Three potential geographic atrophy subgroups identified
Researchers identified three potential subgroups for geographic atrophy based on genotype and specific fundus features, which could lead to better approaches to treating the disease, according to a speaker at the virtual Association for Research in Vision and Ophthalmology meeting.
“If these results are confirmed, the one-size-treats-all approach for treatment of geographic atrophy may be inappropriate, and clinical trials should consider therapeutic approaches and selection criteria that target particular disease subgroups,” Marc Biarnés-Perez, MPH, PhD, said.
Biarnés-Perez and colleagues included 186 eyes of 186 patients with pure geographic atrophy from the EYE-RISK database. Patients were graded using color fundus photography for the presence of reticular pseudodrusen, large soft drusen, location of atrophy, refractive drusen, hyperpigmentation and multifocal lesions. Genetic risk scores were calculated for the complement, lipid metabolism and extracellular matrix pathways. The ARMS2 polymorphism was also included in the analysis, Biarnés-Perez said.

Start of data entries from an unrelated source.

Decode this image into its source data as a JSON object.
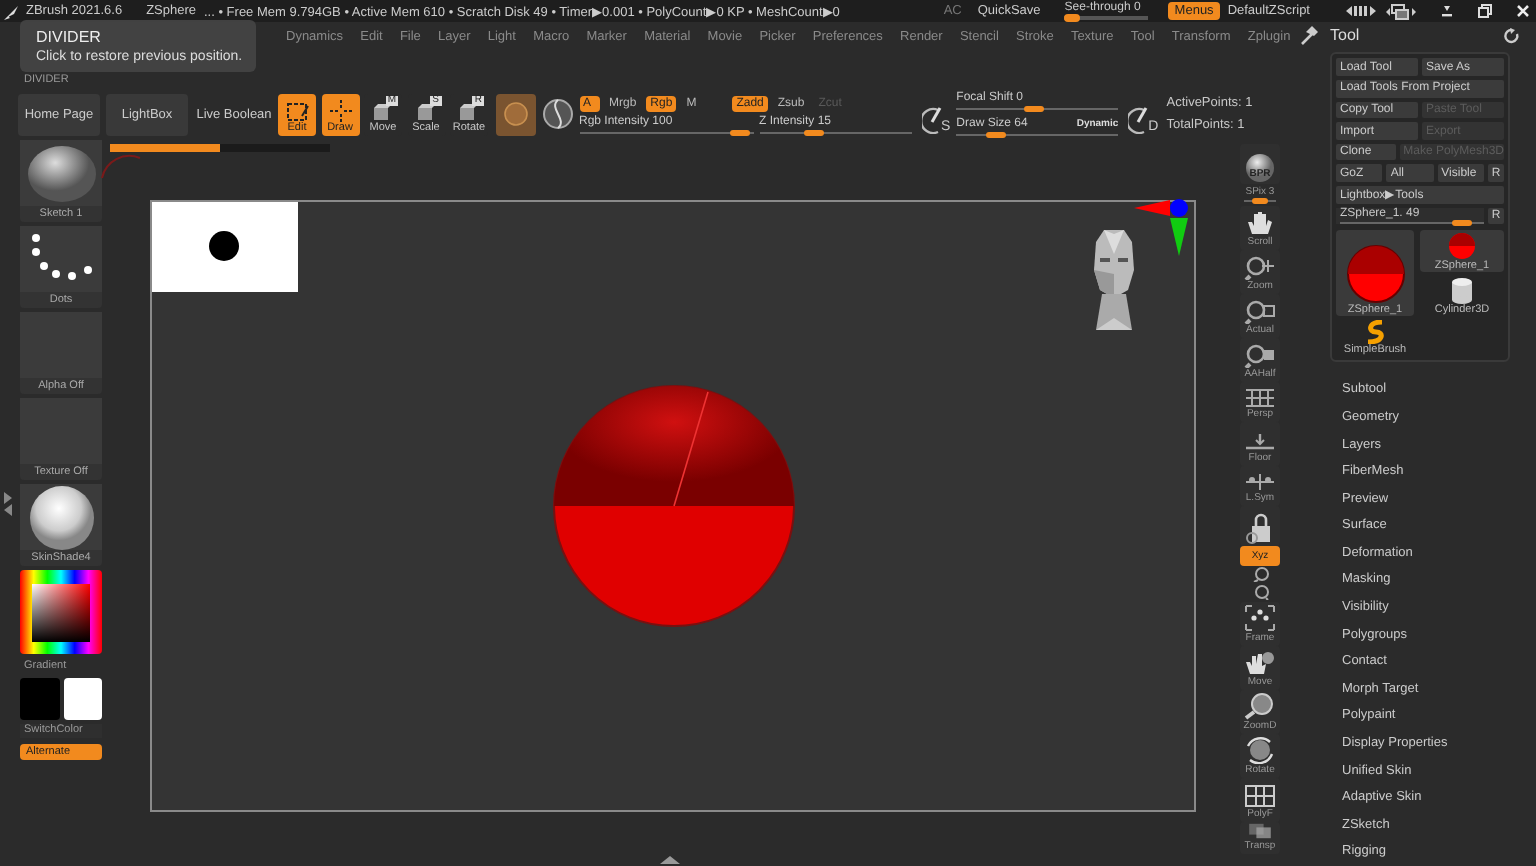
{
  "title_bar": {
    "app": "ZBrush 2021.6.6",
    "document": "ZSphere",
    "stats": "... • Free Mem 9.794GB • Active Mem 610 • Scratch Disk 49 • Timer▶0.001 • PolyCount▶0 KP • MeshCount▶0",
    "ac": "AC",
    "quicksave": "QuickSave",
    "see_through": {
      "label": "See-through  0",
      "level": 0.0
    },
    "menus": {
      "label": "Menus",
      "on": true
    },
    "script": "DefaultZScript"
  },
  "menu_bar": [
    "Dynamics",
    "Edit",
    "File",
    "Layer",
    "Light",
    "Macro",
    "Marker",
    "Material",
    "Movie",
    "Picker",
    "Preferences",
    "Render",
    "Stencil",
    "Stroke",
    "Texture",
    "Tool",
    "Transform",
    "Zplugin"
  ],
  "tooltip": {
    "title": "DIVIDER",
    "text": "Click to restore previous position."
  },
  "divider_label": "DIVIDER",
  "toolbar": {
    "buttons": [
      {
        "label": "Home Page",
        "kind": "button"
      },
      {
        "label": "LightBox",
        "kind": "button"
      },
      {
        "label": "Live Boolean",
        "kind": "toggle"
      }
    ],
    "modes": [
      {
        "label": "Edit",
        "kind": "edit",
        "on": true
      },
      {
        "label": "Draw",
        "kind": "draw",
        "on": true
      },
      {
        "label": "Move",
        "kind": "move",
        "on": false,
        "badge": "M"
      },
      {
        "label": "Scale",
        "kind": "scale",
        "on": false,
        "badge": "S"
      },
      {
        "label": "Rotate",
        "kind": "rotate",
        "on": false,
        "badge": "R"
      }
    ],
    "color_modes": [
      {
        "label": "A",
        "on": true
      },
      {
        "label": "Mrgb",
        "on": false
      },
      {
        "label": "Rgb",
        "on": true
      },
      {
        "label": "M",
        "on": false
      }
    ],
    "depth_modes": [
      {
        "label": "Zadd",
        "on": true,
        "disabled": false
      },
      {
        "label": "Zsub",
        "on": false,
        "disabled": false
      },
      {
        "label": "Zcut",
        "on": false,
        "disabled": true
      }
    ],
    "sliders": [
      {
        "label": "Rgb Intensity 100",
        "level": 0.92
      },
      {
        "label": "Z Intensity 15",
        "level": 0.36
      }
    ],
    "brush_buttons": [
      {
        "letter": "S"
      },
      {
        "letter": "D"
      }
    ],
    "brush_sliders": [
      {
        "label": "Focal Shift 0",
        "level": 0.48
      },
      {
        "label": "Draw Size 64",
        "level": 0.25
      }
    ],
    "dynamic": "Dynamic",
    "points": [
      "ActivePoints: 1",
      "TotalPoints: 1"
    ]
  },
  "progress": {
    "level": 0.5
  },
  "left_shelf": {
    "tiles": [
      {
        "label": "Sketch 1",
        "kind": "brush"
      },
      {
        "label": "Dots",
        "kind": "stroke"
      },
      {
        "label": "Alpha Off",
        "kind": "empty"
      },
      {
        "label": "Texture Off",
        "kind": "empty"
      },
      {
        "label": "SkinShade4",
        "kind": "material"
      }
    ],
    "gradient_label": "Gradient",
    "swatches": [
      {
        "color": "#000000"
      },
      {
        "color": "#ffffff"
      }
    ],
    "switch_label": "SwitchColor",
    "alternate": {
      "label": "Alternate",
      "on": true
    }
  },
  "right_shelf": [
    {
      "kind": "bpr",
      "label": "BPR",
      "on": false
    },
    {
      "kind": "spix",
      "label": "SPix 3",
      "level": 0.5,
      "on": false
    },
    {
      "kind": "scroll",
      "label": "Scroll",
      "on": false
    },
    {
      "kind": "zoom",
      "label": "Zoom",
      "on": false
    },
    {
      "kind": "actual",
      "label": "Actual",
      "on": false
    },
    {
      "kind": "aahalf",
      "label": "AAHalf",
      "on": false
    },
    {
      "kind": "persp",
      "label": "Persp",
      "on": false
    },
    {
      "kind": "floor",
      "label": "Floor",
      "on": false
    },
    {
      "kind": "lsym",
      "label": "L.Sym",
      "on": false
    },
    {
      "kind": "lock",
      "on": false
    },
    {
      "kind": "xyz",
      "label": "Xyz",
      "on": true
    },
    {
      "kind": "rot_y",
      "on": false
    },
    {
      "kind": "rot_z",
      "on": false
    },
    {
      "kind": "frame",
      "label": "Frame",
      "on": false
    },
    {
      "kind": "move",
      "label": "Move",
      "on": false
    },
    {
      "kind": "zoomd",
      "label": "ZoomD",
      "on": false
    },
    {
      "kind": "rotate",
      "label": "Rotate",
      "on": false
    },
    {
      "kind": "polyf",
      "label": "PolyF",
      "on": false
    },
    {
      "kind": "transp",
      "label": "Transp",
      "on": false
    }
  ],
  "tool_panel": {
    "title": "Tool",
    "button_rows": [
      [
        {
          "label": "Load Tool",
          "disabled": false
        },
        {
          "label": "Save As",
          "disabled": false
        }
      ],
      [
        {
          "label": "Load Tools From Project",
          "disabled": false
        }
      ],
      [
        {
          "label": "Copy Tool",
          "disabled": false
        },
        {
          "label": "Paste Tool",
          "disabled": true
        }
      ],
      [
        {
          "label": "Import",
          "disabled": false
        },
        {
          "label": "Export",
          "disabled": true
        }
      ],
      [
        {
          "label": "Clone",
          "disabled": false
        },
        {
          "label": "Make PolyMesh3D",
          "disabled": true
        }
      ],
      [
        {
          "label": "GoZ",
          "disabled": false
        },
        {
          "label": "All",
          "disabled": false
        },
        {
          "label": "Visible",
          "disabled": false
        },
        {
          "label": "R",
          "disabled": false
        }
      ],
      [
        {
          "label": "Lightbox▶Tools",
          "disabled": false
        }
      ]
    ],
    "slider": {
      "label": "ZSphere_1. 49",
      "level": 0.85
    },
    "slider_button": "R",
    "tools": [
      {
        "label": "ZSphere_1",
        "kind": "zsphere"
      },
      {
        "label": "ZSphere_1",
        "kind": "zsphere_large"
      },
      {
        "label": "Cylinder3D",
        "kind": "cylinder"
      },
      {
        "label": "SimpleBrush",
        "kind": "brush"
      }
    ],
    "subpalettes": [
      "Subtool",
      "Geometry",
      "Layers",
      "FiberMesh",
      "Preview",
      "Surface",
      "Deformation",
      "Masking",
      "Visibility",
      "Polygroups",
      "Contact",
      "Morph Target",
      "Polypaint",
      "Display Properties",
      "Unified Skin",
      "Adaptive Skin",
      "ZSketch",
      "Rigging"
    ]
  }
}
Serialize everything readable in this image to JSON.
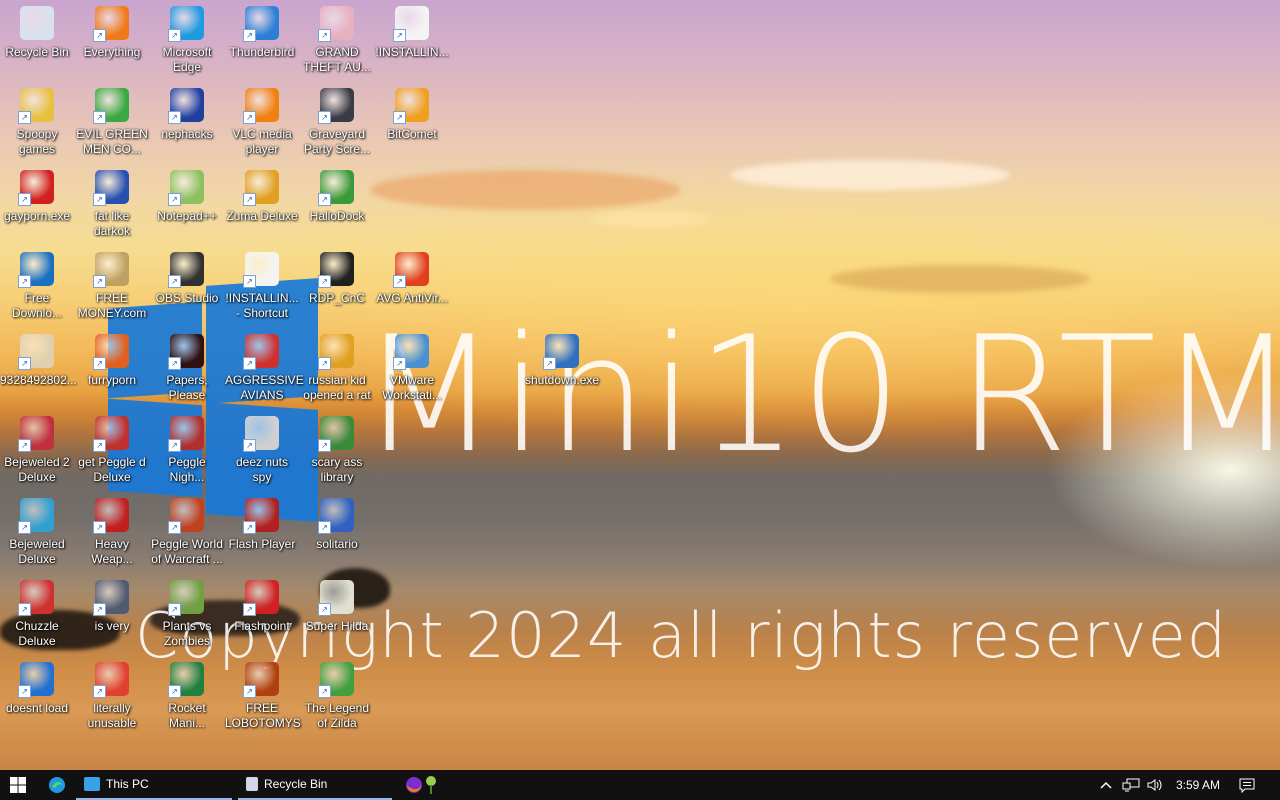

Hierarchical cluster analyses identified three potential subgroups for geographic atrophy, he said. Subgroup 1 was characterized by large soft drusen of 125 µm or greater, foveal atrophy coupled with high genetic risk scores for the complement and lipid metabolism pathways. Subgroup 2 was characterized by low genetic risk scores and foveal atrophy in the sample but was more variable. Finally, subgroup 3 was characterized by high genetic risk scores for the extracellular matrix pathway and ARMS2 gene, the presence of reticular pseudodrusen and extrafoveal atrophy, Biarnés-Perez said.
“Geographic atrophy may be a more diverse entity than previously thought, and subgroups can be defined based on genotype and some fundus features,” he said.
- Biarnés-Perez M. Genotype-phenotype correlation in geographic atrophy secondary to age-related macular degeneration. The EYE-RISK Consortium. Presented at: Association for Research in Vision and Ophthalmology meeting; May 6, 2020 (virtual meeting).